Chomsky barely paused to take the rhetorical bait,
dismissing Hitchens's sustained critique of his views as a
"fanciful diatribe." Chomsky passed most of this time giving
the near nonstop speeches and interviews that Seven Stories
Press collected in his book 9-11.


He raised a number of provocative points during this period.
He noted that the United States had armed and trained many
of the fundamentalists, and that theirs was less a blind
desire to smash globalization than a campaign to force the
United States out of Saudi Arabia and establish an Islamic
state. And he predicted, correctly, that many nations,
including Israel, would use the rubric of Bush's war on
terror to prosecute their own battles.


If Bush was interested in leading a fight for civilization,
Chomsky said, he might start by laying out his evidence
against al Qaeda and asking Congress for a declaration of
war, as outlined in the Constitution.


But Chomsky's crystal ball was as often cracked.


Last October, he stated as a matter of fact that American
military strategists "anticipated the slaughter and silent
genocide" of 3 million to 4 million Afghans, as the bombing
would disrupt food relief efforts. He offered no evidence
for his charge and his prediction of such a terrible death
toll has not come to pass.


He takes pride in noting that he's always described the
attacks on the World Trade Center as an atrocity, though he
always adds that such attacks pale next to the West's
"deep-seated culture of terrorism."


"We should recognize that in much of the world the United
States is regarded as a leading terrorist state, with good
reason," Chomsky says. "These were horrific acts on
September 11, but anyone who is honest will recognize . .."


This might be called the attenuated sympathetic style.

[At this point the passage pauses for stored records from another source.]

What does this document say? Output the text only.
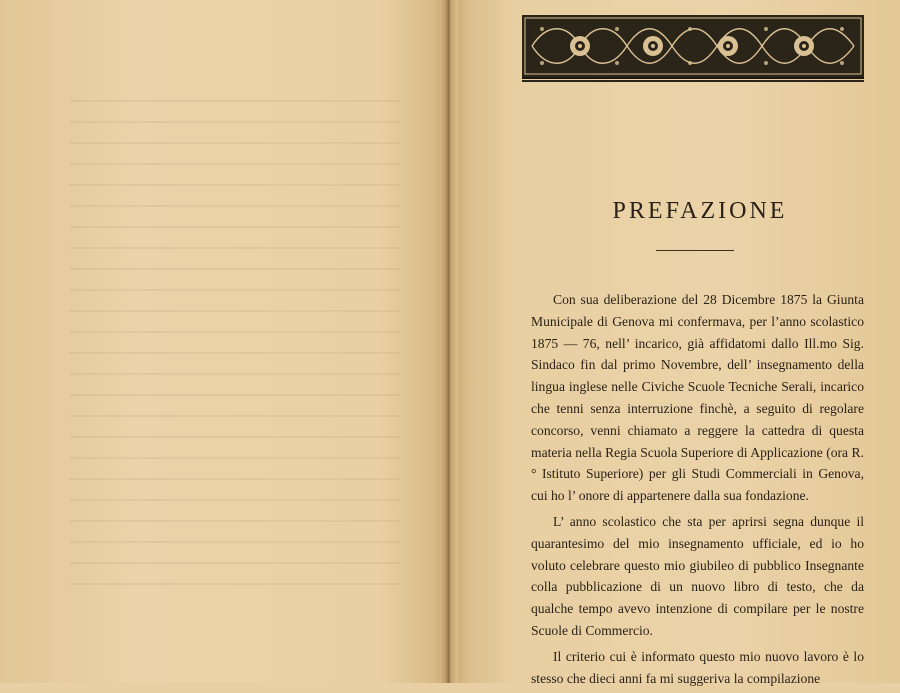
PREFAZIONE

Con sua deliberazione del 28 Dicembre 1875 la Giunta Municipale di Genova mi confermava, per l’anno scolastico 1875 — 76, nell’ incarico, già affidatomi dallo Ill.mo Sig. Sindaco fin dal primo Novembre, dell’ insegnamento della lingua inglese nelle Civiche Scuole Tecniche Serali, incarico che tenni senza interruzione finchè, a seguito di regolare concorso, venni chiamato a reggere la cattedra di questa materia nella Regia Scuola Superiore di Applicazione (ora R.° Istituto Superiore) per gli Studi Commerciali in Genova, cui ho l’ onore di appartenere dalla sua fondazione.

L’ anno scolastico che sta per aprirsi segna dunque il quarantesimo del mio insegnamento ufficiale, ed io ho voluto celebrare questo mio giubileo di pubblico Insegnante colla pubblicazione di un nuovo libro di testo, che da qualche tempo avevo intenzione di compilare per le nostre Scuole di Commercio.

Il criterio cui è informato questo mio nuovo lavoro è lo stesso che dieci anni fa mi suggeriva la compilazione
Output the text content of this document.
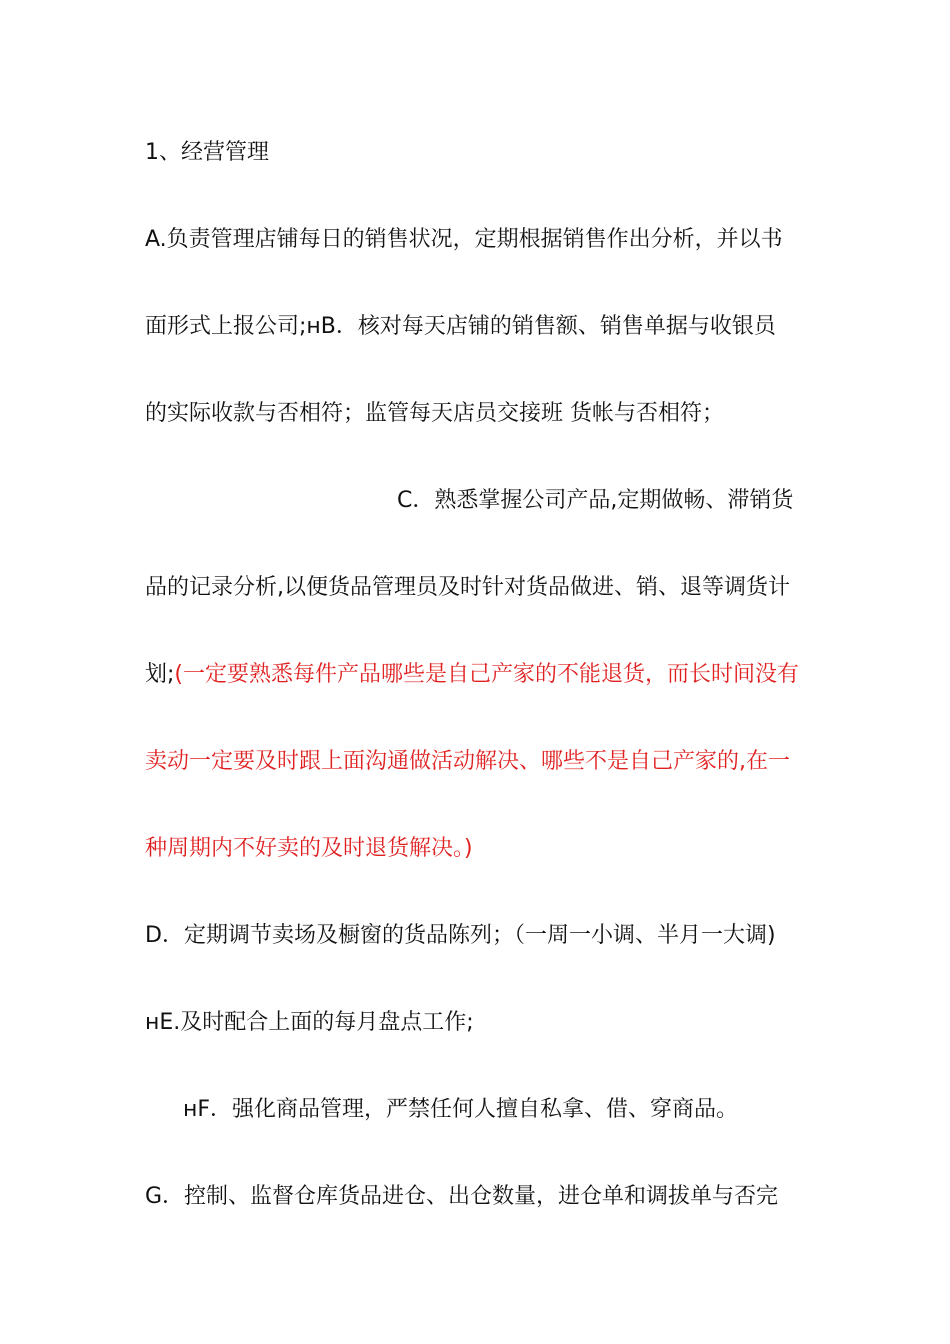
1、经营管理
A.负责管理店铺每日的销售状况，定期根据销售作出分析，并以书
面形式上报公司;ʜB．核对每天店铺的销售额、销售单据与收银员
的实际收款与否相符；监管每天店员交接班 货帐与否相符；
C．熟悉掌握公司产品,定期做畅、滞销货
品的记录分析,以便货品管理员及时针对货品做进、销、退等调货计
划;(一定要熟悉每件产品哪些是自己产家的不能退货，而长时间没有
卖动一定要及时跟上面沟通做活动解决、哪些不是自己产家的,在一
种周期内不好卖的及时退货解决。)
D．定期调节卖场及橱窗的货品陈列；（一周一小调、半月一大调)
ʜE.及时配合上面的每月盘点工作;
ʜF．强化商品管理，严禁任何人擅自私拿、借、穿商品。
G．控制、监督仓库货品进仓、出仓数量，进仓单和调拔单与否完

It is also Chomsky's style to express surprise that his
analogies are considered provocative. His favorite, of late,
is to compare the terror attacks to the American bombing of
a Sudanese chemical factory in 1998. President Clinton
claimed, erroneously, that this factory produced chemical
weapons.


A security guard died in that attack. The factory was
Sudan's chief source of pharmaceuticals and pesticides. And
Chomsky argues — with the use of some elastic math — that
tens of thousands of Sudanese perished as a result.


Still, you ask, isn't there a moral difference between an
act of terror that directly claims 3,000 lives and a mistake
that directly claims one life?


The Sudan bombing, Chomsky replies, was worse.

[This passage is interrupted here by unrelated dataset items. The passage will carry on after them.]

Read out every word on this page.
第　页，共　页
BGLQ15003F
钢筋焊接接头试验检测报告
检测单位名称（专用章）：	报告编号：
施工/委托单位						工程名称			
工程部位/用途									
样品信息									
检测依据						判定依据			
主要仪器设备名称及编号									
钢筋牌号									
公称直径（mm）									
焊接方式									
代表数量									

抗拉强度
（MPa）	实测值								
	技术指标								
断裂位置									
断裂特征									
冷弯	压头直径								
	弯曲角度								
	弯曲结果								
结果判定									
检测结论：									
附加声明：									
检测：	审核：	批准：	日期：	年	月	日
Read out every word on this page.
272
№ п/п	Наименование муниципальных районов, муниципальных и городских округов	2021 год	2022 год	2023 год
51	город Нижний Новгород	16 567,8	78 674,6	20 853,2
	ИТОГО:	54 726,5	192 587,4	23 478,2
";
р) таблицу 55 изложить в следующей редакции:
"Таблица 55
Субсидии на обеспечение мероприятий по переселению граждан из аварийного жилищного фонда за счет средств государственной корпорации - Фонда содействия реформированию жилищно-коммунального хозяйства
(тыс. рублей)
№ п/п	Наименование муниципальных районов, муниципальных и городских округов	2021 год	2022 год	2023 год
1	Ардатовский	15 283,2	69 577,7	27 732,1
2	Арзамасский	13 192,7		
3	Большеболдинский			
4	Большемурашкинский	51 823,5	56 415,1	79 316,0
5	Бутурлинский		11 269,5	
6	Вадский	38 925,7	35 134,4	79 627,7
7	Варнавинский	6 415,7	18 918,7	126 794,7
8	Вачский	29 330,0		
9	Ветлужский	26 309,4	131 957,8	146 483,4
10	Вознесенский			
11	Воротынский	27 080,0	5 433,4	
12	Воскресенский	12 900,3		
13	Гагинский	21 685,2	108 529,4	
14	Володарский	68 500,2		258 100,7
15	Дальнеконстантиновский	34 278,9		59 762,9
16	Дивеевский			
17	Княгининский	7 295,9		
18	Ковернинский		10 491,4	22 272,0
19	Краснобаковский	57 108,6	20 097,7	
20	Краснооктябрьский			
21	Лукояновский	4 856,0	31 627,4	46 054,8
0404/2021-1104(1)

"The Americans didn't even think about the outcome of the
bombing," he says, "because the Sudanese were so far below
contempt as to be not worth thinking about."


His mind leaps to ants. Suppose he walks down the sidewalk
in Cambridge and without, a second thought, steps on an ant.

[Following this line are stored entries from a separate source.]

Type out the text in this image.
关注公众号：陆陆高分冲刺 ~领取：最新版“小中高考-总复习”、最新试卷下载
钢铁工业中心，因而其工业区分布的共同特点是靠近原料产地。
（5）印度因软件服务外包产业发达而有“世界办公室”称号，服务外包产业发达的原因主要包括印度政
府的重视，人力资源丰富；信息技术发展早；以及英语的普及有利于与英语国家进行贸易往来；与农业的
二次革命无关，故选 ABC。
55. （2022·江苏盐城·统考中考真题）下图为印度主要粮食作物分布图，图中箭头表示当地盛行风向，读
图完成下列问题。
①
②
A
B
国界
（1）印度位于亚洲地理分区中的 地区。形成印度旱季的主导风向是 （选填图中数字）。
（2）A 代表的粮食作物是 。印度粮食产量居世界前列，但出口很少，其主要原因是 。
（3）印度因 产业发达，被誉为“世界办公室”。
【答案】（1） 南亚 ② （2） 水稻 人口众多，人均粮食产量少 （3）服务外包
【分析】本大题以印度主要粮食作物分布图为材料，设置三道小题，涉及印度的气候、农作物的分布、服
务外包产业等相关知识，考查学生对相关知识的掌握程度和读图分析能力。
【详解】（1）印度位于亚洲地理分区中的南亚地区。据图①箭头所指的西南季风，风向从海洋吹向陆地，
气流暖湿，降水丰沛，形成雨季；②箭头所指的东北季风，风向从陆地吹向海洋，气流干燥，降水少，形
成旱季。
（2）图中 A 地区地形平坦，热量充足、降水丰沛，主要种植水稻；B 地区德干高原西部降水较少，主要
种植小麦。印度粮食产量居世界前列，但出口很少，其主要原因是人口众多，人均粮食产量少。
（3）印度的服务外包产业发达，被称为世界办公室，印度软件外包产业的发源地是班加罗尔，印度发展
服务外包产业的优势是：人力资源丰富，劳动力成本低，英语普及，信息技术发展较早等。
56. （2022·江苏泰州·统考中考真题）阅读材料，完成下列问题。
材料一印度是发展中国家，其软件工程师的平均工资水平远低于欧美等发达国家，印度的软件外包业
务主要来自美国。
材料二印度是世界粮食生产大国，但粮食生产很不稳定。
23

"That would mean that I regard the ant as beneath contempt,"
he says. "And that's morally worse than if I purposely
killed that ant. So, if we're not moral hypocrites, we'd
agree that Sudan was the morally worse crime than the World
Trade — "


A knock on the door. It's 4:45 p.m. on a Friday. The
professor's aide has been timing the hour allotted for the
interview. A young documentarian waits outside, video camera
in hand, ready for the professor's next hour.


Chomsky smiles pleasantly and extends his hand. The hope is
that the fog has cleared just a touch.